Lei è una ristoratrice. È una ristoratrice che ha deciso di inginocchiarsi sui sassi della città, con la mascherina, un cappotto caldo per la notte, davanti la sua attività. Non vuole mollare – dice, ma è stanca, la sua voce è spezzata, anche se piena di sé. Dice tanto anche solo con gli occhi, perché è in questo modo che da qualche mese a questa parte, riusciamo a comprendere chi c’è di fronte a noi. Solo dagli occhi, perché il volto è coperto dal un pezzo di stoffa di colore azzurro, che cattura e reprime la parola e dovrebbe proteggerci dalle grinfie di un virus che si è appropriato delle nostre vite.

Lei dice che non sa come fare. Lei dice che sta buttando giù mattone per mattone, quel grande palazzo costruito in una vita. Nel palazzo ci sono anche la sua famiglia e la sua squadra di grandi lavoratori. Ma se il palazzo crolla, dove finiranno le loro vite? “Mi hanno detto di reinventarmi, ma come faccio a reinventarmi? non so come mantenere la mia famiglia, non so come fare per continuare a vivere, perché non ho il modo di reinventarmi. Siamo noi i focolai del contagio? Nei ristoranti dove i tavoli sono ad un metro di distanza? Con la mascherina per andare in bagno, per entrare o per uscire?! I ristoranti sono i posti più controllati, bisogna applicare controlli e sanzioni, chi sbaglia paga!”.

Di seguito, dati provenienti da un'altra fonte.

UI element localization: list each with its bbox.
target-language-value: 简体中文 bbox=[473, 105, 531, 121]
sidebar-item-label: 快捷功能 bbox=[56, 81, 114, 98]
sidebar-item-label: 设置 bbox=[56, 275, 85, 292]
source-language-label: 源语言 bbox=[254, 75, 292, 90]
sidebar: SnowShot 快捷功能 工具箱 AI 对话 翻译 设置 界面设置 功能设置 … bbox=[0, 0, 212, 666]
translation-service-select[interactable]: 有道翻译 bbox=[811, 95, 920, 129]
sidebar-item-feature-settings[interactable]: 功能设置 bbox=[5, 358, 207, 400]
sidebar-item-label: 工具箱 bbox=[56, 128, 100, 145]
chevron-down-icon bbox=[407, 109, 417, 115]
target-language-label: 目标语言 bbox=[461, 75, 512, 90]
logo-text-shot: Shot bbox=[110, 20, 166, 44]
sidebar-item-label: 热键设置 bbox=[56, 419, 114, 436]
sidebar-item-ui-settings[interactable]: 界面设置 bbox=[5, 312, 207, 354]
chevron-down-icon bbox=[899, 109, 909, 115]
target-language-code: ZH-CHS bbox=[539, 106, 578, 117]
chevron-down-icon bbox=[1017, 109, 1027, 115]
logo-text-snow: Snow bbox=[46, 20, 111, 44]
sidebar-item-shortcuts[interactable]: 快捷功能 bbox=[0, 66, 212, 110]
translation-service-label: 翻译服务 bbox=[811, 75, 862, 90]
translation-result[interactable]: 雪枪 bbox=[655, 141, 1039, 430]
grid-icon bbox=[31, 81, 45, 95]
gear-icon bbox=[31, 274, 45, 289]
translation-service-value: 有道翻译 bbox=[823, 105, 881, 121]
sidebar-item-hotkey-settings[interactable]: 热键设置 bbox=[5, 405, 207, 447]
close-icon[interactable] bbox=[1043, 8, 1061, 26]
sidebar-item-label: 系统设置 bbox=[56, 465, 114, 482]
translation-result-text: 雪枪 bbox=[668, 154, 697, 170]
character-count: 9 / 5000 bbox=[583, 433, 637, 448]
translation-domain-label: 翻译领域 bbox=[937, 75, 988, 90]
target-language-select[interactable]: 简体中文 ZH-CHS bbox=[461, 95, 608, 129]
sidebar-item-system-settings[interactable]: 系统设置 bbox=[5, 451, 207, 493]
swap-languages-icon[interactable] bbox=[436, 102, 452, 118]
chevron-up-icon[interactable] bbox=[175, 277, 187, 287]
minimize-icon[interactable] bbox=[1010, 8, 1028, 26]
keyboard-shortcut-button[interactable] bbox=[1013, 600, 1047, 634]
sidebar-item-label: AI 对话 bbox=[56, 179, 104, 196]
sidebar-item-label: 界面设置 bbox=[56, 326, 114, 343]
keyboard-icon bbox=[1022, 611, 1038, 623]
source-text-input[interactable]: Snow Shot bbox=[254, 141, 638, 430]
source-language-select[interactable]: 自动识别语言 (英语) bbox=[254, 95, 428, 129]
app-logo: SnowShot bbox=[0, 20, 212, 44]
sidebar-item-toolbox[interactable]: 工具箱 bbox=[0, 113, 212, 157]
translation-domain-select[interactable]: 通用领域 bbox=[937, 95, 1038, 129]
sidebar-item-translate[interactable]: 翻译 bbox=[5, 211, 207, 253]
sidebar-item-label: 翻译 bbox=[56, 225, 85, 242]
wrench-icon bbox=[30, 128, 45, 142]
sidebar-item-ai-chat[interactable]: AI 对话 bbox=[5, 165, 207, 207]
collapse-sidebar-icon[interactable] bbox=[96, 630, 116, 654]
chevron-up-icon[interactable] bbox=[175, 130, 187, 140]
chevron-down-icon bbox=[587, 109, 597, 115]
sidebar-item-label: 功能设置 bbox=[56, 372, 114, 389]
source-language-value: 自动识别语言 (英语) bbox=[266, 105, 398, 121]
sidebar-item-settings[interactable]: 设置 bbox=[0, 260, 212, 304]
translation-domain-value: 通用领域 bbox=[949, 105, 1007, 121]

Le parole sono dure, ma è la verità. La verità è che siamo in ginocchio, e non solo sul piano economico e sanitario, siamo in ginocchio a pregare di non chiudere le nostre attività. Siamo in ginocchio a pregare di aiutarci nel caso in cui la chiusura è l’ultima scelta, ma una scelta obbligata. E’ normale doversi piegare per farsi ascoltare? E’ normale secondo voi, dover pregare per essere aiutati in un mondo in cui l’aiuto nei confronti di chi ne ha bisogno è sempre stato in prima linea? L’Italia è in ginocchio, l’Europa è in ginocchio…tutto il mondo lo è. È ridotta a brandelli la speranza di un lavoratore che ha messo le sue forze e tutto il cuore per costruire un palazzo, come quello di “Lei”. È ridotta a brandelli la speranza di una giovane studentessa che ha dei sogni e degli obiettivi; è ridotta a brandelli la tenerezza di una bimba appena nata che non puoi prendere in braccio perché bisogna stare D I S T A N T I.

“Noi vogliamo lavorare” – grida Lei. “ La gente si suicida, io non sono complottista, non sono negazionista, ma ascolto chi dice che starebbe facendo di tutto, ma io questo tutto non lo vedo!”